大惊之下一抬头,却只听容琛冷冷的道:“当我是傻子吗?你若当真厌我至此,又何必数百年来,守着这栖龙山不肯
离开?又怎会仍将那红绳系于腕间,不肯丢弃?不管你说什么,就算你不情愿,我这次也一定要带你回水府。”
晏止淮又惊又急,他已然时日无多,原打算今晚过后,便离开此处,随便找一座荒山野岭,大限一至,魂散于天地,
再无遗憾。难道容琛要将他带回水府,眼睁睁看他天人五衰之日,死在他面前么?
然而容琛却不由得他多说,拖了便走。晏止淮再要挣扎,容琛干脆将他敲晕了,直接拦腰一抱,驾云而去。
27
晏止淮醒过来的时候,一睁眼,看到的是华丽精美的床帐,空气中飘着香炉内的熏香,一派温柔旖旎,恍若天上仙境
。他有些疑惑的眯了眯眼,这是哪儿?
“你醒了?”
耳边忽然传来个低沉悦耳的声音,晏止淮一惊,转头一看,却见容琛正坐在床沿,俯下头,看着他。
瞬间便记起了之前发生的事情,容琛不顾他的抗拒,将他敲晕了后,带到了自己的水府。那么这里……想必便是容琛
的寝殿?
晏止淮翻身坐起,容琛忙伸手按住他的肩:“你刚醒来,还是再躺一会儿好。若是饿了,我便令人送些吃食过来,可
好?”
如此亲昵而自然的语气,晏止淮身子刹那间僵了一下,皱了皱眉,终于转头对上了容琛的双眼。
那双眸子里略含着笑意,神情随意,仿佛将他强行带回水府,又安置在自己房内,都是再自然不过的事情。
“龙君。”晏止淮默默叹了口气,开口了。
“嗯?”容琛唇边的笑意不敛,眼神幽深的望着他,“神君是不是又要对我说,我认错人了?”
晏止淮怔了一下,眸子闪了闪,慢慢的露出了个有些无奈的笑容,摇了摇头:“就算我说不是,龙君也不会信了吧?
只是……我便承认了我就是那临虚真君,龙君将我带到这里,又想怎样呢?”
“既是故人,神君却三番四次避而不见,不觉得有些太不近人情?”容琛的声音低了下去,凝视着晏止淮的双眸,“
我并不想对神君怎样,不过是想知道,在我化龙之前,究竟是如何与神君相识?神君又为何,要为我挡天劫?”
晏止淮笑了笑,侧开头,轻描淡写的道:“几百余年前的往事,龙君又何必再细究?不错,当年我与龙君,相识一场
,甚为投缘。助你挡天劫,原是我高估了自己,没料想会落得个仙籍被削的后果。龙君若是为此自责,倒是大可不必
,我如今虽是个散仙,却也自过得逍遥,不曾受苦。”
容琛心头一阵恍惚,猛然想起凌华仙君那句“临虚不过是求仁得仁”,当真便是只因为与他相识一场,就肯不顾一切
的为他挡天劫?他手腕上系着的那根红绳,数百年不曾丢弃,若只是普通相交,又何必如此眷念旧物?
他说自己过得逍遥,又为何这三百余年来,守着这栖龙山不曾离开?
“可我却总觉得,我与神君之间,渊源颇深。
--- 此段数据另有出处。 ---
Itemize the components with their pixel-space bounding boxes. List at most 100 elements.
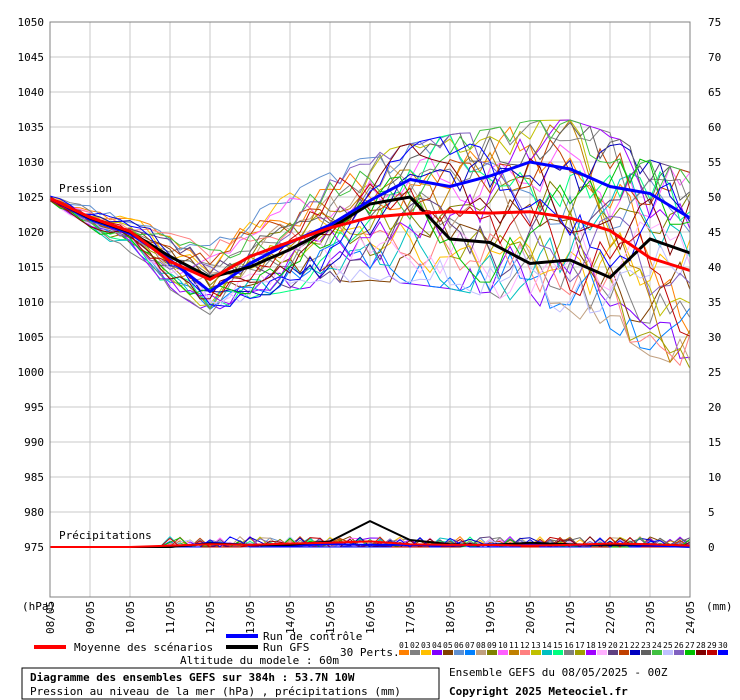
perturbation-swatch [641,650,651,655]
x-tick-label: 24/05 [684,601,697,634]
altitude-text: Altitude du modele : 60m [180,654,339,667]
x-tick-label: 21/05 [564,601,577,634]
perturbation-number: 28 [696,641,706,650]
right-tick-label: 35 [708,296,721,309]
perturbation-number: 02 [410,641,420,650]
perturbation-swatch [498,650,508,655]
right-tick-label: 50 [708,191,721,204]
legend-gfs-label: Run GFS [263,641,309,654]
left-tick-label: 1015 [18,261,45,274]
perturbation-number: 26 [674,641,684,650]
x-tick-label: 08/05 [44,601,57,634]
chart-title: Diagramme des ensembles GEFS sur 384h : … [30,671,355,684]
perturbation-pressure-line [49,144,691,275]
x-tick-label: 10/05 [124,601,137,634]
left-tick-label: 1050 [18,16,45,29]
perturbation-number: 21 [619,641,629,650]
perturbation-number: 24 [652,641,662,650]
perturbation-number: 15 [553,641,563,650]
perturbation-swatch [454,650,464,655]
perturbation-swatch [674,650,684,655]
left-tick-label: 980 [24,506,44,519]
series-precip-line [50,540,691,548]
perturbation-number: 10 [498,641,508,650]
perturbation-pressure-line [49,119,691,305]
perturbation-number: 17 [575,641,585,650]
perturbation-number: 27 [685,641,695,650]
perturbation-swatch [707,650,717,655]
perturbation-pressure-line [49,119,691,259]
perturbation-swatch [421,650,431,655]
left-tick-label: 985 [24,471,44,484]
perturbation-swatch [652,650,662,655]
x-tick-label: 15/05 [324,601,337,634]
perturbation-number: 18 [586,641,596,650]
perturbation-pressure-line [49,200,691,314]
perturbation-pressure-line [49,119,691,316]
right-tick-label: 20 [708,401,721,414]
x-axis-ticks: 08/05 09/05 10/05 11/05 12/05 13/05 14/05 15/05… [44,601,697,634]
left-unit-label: (hPa) [22,600,55,613]
perturbation-swatch [476,650,486,655]
right-tick-label: 75 [708,16,721,29]
right-tick-label: 5 [708,506,715,519]
perturbation-swatch [465,650,475,655]
perturbation-pressure-line [49,143,691,300]
perturbation-number: 14 [542,641,552,650]
right-tick-label: 65 [708,86,721,99]
x-tick-label: 18/05 [444,601,457,634]
x-tick-label: 09/05 [84,601,97,634]
perturbation-number: 25 [663,641,673,650]
legend-control-label: Run de contrôle [263,630,362,643]
perturbation-number: 11 [509,641,519,650]
axes [49,21,691,598]
right-tick-label: 45 [708,226,721,239]
left-tick-label: 1025 [18,191,45,204]
x-tick-label: 17/05 [404,601,417,634]
perturbation-pressure-line [49,200,691,304]
perturbation-number: 16 [564,641,574,650]
x-tick-label: 22/05 [604,601,617,634]
left-tick-label: 1035 [18,121,45,134]
x-tick-label: 12/05 [204,601,217,634]
left-tick-label: 995 [24,401,44,414]
perturbation-pressure-line [49,143,691,296]
x-tick-label: 14/05 [284,601,297,634]
perturbation-number: 07 [465,641,475,650]
chart-subtitle: Pression au niveau de la mer (hPa) , pré… [30,685,401,698]
copyright: Copyright 2025 Meteociel.fr [449,685,628,698]
left-axis-ticks: 1050 1045 1040 1035 1030 1025 1020 1015 1010 1005… [18,16,45,554]
perturbation-swatch [432,650,442,655]
grid [49,21,691,597]
perturbation-swatch [597,650,607,655]
perturbation-number: 23 [641,641,651,650]
perturbation-swatch [487,650,497,655]
perturbation-swatch [696,650,706,655]
perturbation-swatch [685,650,695,655]
run-info: Ensemble GEFS du 08/05/2025 - 00Z [449,666,668,679]
perturbation-swatch [608,650,618,655]
perturbation-number: 06 [454,641,464,650]
perturbation-pressure-line [49,177,691,337]
x-tick-label: 19/05 [484,601,497,634]
right-unit-label: (mm) [706,600,733,613]
left-tick-label: 1040 [18,86,45,99]
perturbation-number: 04 [432,641,442,650]
series-pressure-line [49,195,691,280]
right-tick-label: 70 [708,51,721,64]
x-tick-label: 13/05 [244,601,257,634]
perturbation-swatch [630,650,640,655]
legend: Run de contrôle Moyenne des scénarios Ru… [34,630,728,659]
left-tick-label: 1005 [18,331,45,344]
precip-label: Précipitations [59,529,152,542]
left-tick-label: 1010 [18,296,45,309]
perturbation-swatch [399,650,409,655]
right-tick-label: 55 [708,156,721,169]
x-tick-label: 23/05 [644,601,657,634]
perturbation-number: 01 [399,641,409,650]
perturbation-swatch [619,650,629,655]
perturbation-swatch [586,650,596,655]
perturbation-number: 19 [597,641,607,650]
”容琛近似于低喃般的,俯视着他,“神君知道吗,这数百年来,我不
止一次的梦到有人叫我的名字,对着我微笑。可我却始终看不清那人的模样,直到我在栖龙山见到了你——”他情不
自禁的伸出手,想要碰触晏止淮的脸颊,却又生生的忍住了,眼底一抹痛楚,“那一刻,我便觉得,神君便是数百年
间不断入我梦中之人。我并非有意忘记你,我只希望神君将以前发生过的事情,都原原本本的告诉我。我与你之间,
究竟有着怎样的过往?”
晏止淮听到他那句“神君便是数百年间不断入我梦中之人”,不由得身子微微一颤,心下瞬间便乱了。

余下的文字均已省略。